How not to crater Washington’s collective memory
by Knute Berger
Ralph Hopkin’s Woods Electric today, as it is in storage at the Washington State Historical Society in Tacoma. Credit: Credit: PEMCO Webster & Stevens Collection, Museum of History & Industry, Seattle
The Washington State Archives, according to a recent Herald of Everett article, will soon run out of space. This seems like a problem that should have been foreseen — and in fact it was.
For the better part of a decade, plans were underway to build a new state Heritage Center on the Capitol campus in Olympia to expand archive space and create a new home for the state library. Secretary of State Sam Reed even pushed the project, finding a dedicated funding source to help pay for it. Money was collecting in a dedicated account for that purpose.
Then the Great Recession hit, the state hit lean budget years, and the fund was raided to pay for other things.
Now the Heritage Center — which was not uncontroversial — is kaput. The problem of what to do with the growing number of state records, though, remains. Current Secretary of State Kim Wyman has asked for funds to lease warehouse space to help, but a permanent solution will have to be found.
What does our state history contribute to modern day Seattle? This winter, Seattle became obsessed with the discovery of an 8-foot mammoth tusk in a South Lake Union construction site. The Burke Museum, the state-funded natural history museum at the University of Washington, stepped in to dig up the rare find and engage the public in learning more about the tusk itself and the world it came from millennia ago. They plan to display it at the Burke's annual “Dino Day” on March 8.
That's just one highly publicized example of the value of the state's investment in scholarship and education. There are countless others.
Personally, I use many of these resources regularly. When I wrote Crosscut's Roots of Tomorrow series on examples of early Seattle urbanism, I tracked down the state's very first automobile — a Woods Electric from 1900 — at the Washington State History Museum in Tacoma. A staffer there took pictures of it so that Crosscut could share it with readers. Most autos end up in the junkyard, but we still have out first set of wheels!
Earlier this year, I worked with a state librarian in an attempt to find an original copy of the 1866 Memorial, an official request passed by the territorial legislature that asked President Andrew Johnson to secure fishing rights for U.S. fishermen in Russia's Alaskan waters. The 1866 Memorial was the impetus for the Alaska Purchase, supplying Congress with an economic justification for spending the money. The purchase was an event that reshaped America and secured the prosperity of Washington and Seattle.

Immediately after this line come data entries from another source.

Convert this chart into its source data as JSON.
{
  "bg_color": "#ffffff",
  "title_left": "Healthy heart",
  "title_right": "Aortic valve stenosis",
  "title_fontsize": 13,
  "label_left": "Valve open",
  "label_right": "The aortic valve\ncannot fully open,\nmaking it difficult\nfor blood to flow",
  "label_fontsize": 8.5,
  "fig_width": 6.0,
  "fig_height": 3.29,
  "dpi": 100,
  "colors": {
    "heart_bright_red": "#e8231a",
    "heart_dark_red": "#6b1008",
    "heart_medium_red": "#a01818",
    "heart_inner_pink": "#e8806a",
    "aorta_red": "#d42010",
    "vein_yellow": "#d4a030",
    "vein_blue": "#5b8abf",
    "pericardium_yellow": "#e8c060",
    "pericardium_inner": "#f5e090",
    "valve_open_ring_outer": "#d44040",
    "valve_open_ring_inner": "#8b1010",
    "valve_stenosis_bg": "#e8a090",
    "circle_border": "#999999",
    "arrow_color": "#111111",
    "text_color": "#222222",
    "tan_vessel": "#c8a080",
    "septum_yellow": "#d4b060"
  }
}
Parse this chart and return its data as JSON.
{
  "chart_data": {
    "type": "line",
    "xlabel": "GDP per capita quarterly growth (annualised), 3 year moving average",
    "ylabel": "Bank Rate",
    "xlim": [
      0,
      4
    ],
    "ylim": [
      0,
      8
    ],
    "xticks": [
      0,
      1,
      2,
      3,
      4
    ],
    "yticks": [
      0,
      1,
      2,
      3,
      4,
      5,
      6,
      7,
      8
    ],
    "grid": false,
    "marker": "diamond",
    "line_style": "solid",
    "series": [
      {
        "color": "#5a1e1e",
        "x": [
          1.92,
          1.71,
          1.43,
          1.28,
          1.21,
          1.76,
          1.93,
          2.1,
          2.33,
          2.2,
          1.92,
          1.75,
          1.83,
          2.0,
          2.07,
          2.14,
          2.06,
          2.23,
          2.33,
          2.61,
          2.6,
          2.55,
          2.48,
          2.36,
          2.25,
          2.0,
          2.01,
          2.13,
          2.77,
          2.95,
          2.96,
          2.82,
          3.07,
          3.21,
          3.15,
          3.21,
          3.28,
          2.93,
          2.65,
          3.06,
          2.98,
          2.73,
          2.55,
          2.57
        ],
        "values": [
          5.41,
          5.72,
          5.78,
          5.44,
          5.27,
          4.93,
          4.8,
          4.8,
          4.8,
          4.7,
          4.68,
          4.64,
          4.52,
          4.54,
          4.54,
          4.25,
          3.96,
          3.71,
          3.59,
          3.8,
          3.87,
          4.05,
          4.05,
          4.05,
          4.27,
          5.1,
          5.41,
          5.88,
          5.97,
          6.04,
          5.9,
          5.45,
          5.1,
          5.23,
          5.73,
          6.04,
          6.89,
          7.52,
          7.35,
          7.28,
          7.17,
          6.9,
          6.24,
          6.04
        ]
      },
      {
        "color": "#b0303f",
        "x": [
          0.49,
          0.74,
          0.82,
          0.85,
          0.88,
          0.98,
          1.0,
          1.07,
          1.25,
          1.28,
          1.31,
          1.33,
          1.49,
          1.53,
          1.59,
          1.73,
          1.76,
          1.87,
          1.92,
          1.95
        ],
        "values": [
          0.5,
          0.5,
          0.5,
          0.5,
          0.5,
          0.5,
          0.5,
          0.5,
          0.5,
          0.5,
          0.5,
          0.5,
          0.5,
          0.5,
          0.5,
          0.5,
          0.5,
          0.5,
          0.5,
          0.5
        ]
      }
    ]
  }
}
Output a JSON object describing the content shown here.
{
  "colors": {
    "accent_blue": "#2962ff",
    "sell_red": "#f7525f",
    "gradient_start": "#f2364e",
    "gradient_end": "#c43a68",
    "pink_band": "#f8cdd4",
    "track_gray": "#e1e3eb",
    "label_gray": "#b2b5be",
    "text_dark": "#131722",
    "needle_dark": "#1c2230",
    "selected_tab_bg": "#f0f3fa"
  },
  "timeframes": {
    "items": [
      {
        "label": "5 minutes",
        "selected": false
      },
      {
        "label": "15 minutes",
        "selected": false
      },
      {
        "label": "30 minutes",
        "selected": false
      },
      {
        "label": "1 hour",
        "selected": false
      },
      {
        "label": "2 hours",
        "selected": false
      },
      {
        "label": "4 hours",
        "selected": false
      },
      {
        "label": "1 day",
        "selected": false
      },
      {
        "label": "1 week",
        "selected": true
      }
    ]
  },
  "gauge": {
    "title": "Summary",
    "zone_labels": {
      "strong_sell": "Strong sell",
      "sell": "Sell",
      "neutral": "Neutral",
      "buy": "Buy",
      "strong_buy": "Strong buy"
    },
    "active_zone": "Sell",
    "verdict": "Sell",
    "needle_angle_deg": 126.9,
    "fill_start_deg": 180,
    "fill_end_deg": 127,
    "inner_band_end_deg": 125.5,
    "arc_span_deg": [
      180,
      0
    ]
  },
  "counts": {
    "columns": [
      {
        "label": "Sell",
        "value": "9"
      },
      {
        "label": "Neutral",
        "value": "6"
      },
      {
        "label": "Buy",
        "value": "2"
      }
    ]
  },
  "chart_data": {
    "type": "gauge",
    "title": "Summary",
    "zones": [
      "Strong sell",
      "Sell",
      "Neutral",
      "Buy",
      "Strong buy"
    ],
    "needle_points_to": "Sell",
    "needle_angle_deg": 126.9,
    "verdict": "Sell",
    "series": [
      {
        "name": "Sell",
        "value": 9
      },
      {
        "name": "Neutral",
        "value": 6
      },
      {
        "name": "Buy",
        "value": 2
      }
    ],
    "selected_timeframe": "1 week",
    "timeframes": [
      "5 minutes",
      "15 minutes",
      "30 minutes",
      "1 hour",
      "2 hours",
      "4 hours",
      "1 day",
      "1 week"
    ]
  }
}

Though she couldn't immediately find the original document, the librarian in Olympia went to work. Eventually, with the help of a seasoned UW librarian, she wound up in the University of Washington's Special Collections library with a long-forgotten file that contained a hand-written copy of the memorial. A founding document of our history was located and I, as a result, was able to share that document with Crosscut readers.
I have also been working with the Secretary of State's office and consulting with archives staff on updating the Washington Centennial Time Capsule in 2014 — a volunteer project that started back in 1989 and will continue until the state's 500th anniversary in 2389. The capsule is stewarded by a group of volunteer "Keepers," recruited at age 10 to update the capsule every 25 years and recruit a new generation of kids. It's designed to be a demonstration — an experiment — in long term stewardship (you can read about it here).
The capsule is on public display in the rotunda of the Capitol building and will be a centerpiece of the state’s 125th Anniversary festivities in November. I hope the symbolism of its permanency is not lost on the lawmakers who pass it every day.
But capsules are not meant to replace a society's commitment to leaving accessible records, nor the people who help inform us and enhance our daily understanding of who we are and what we've done. Librarians, archivists, scholars and curators keep alive our public memory banks. They need to be nourished — and funded — for the long term.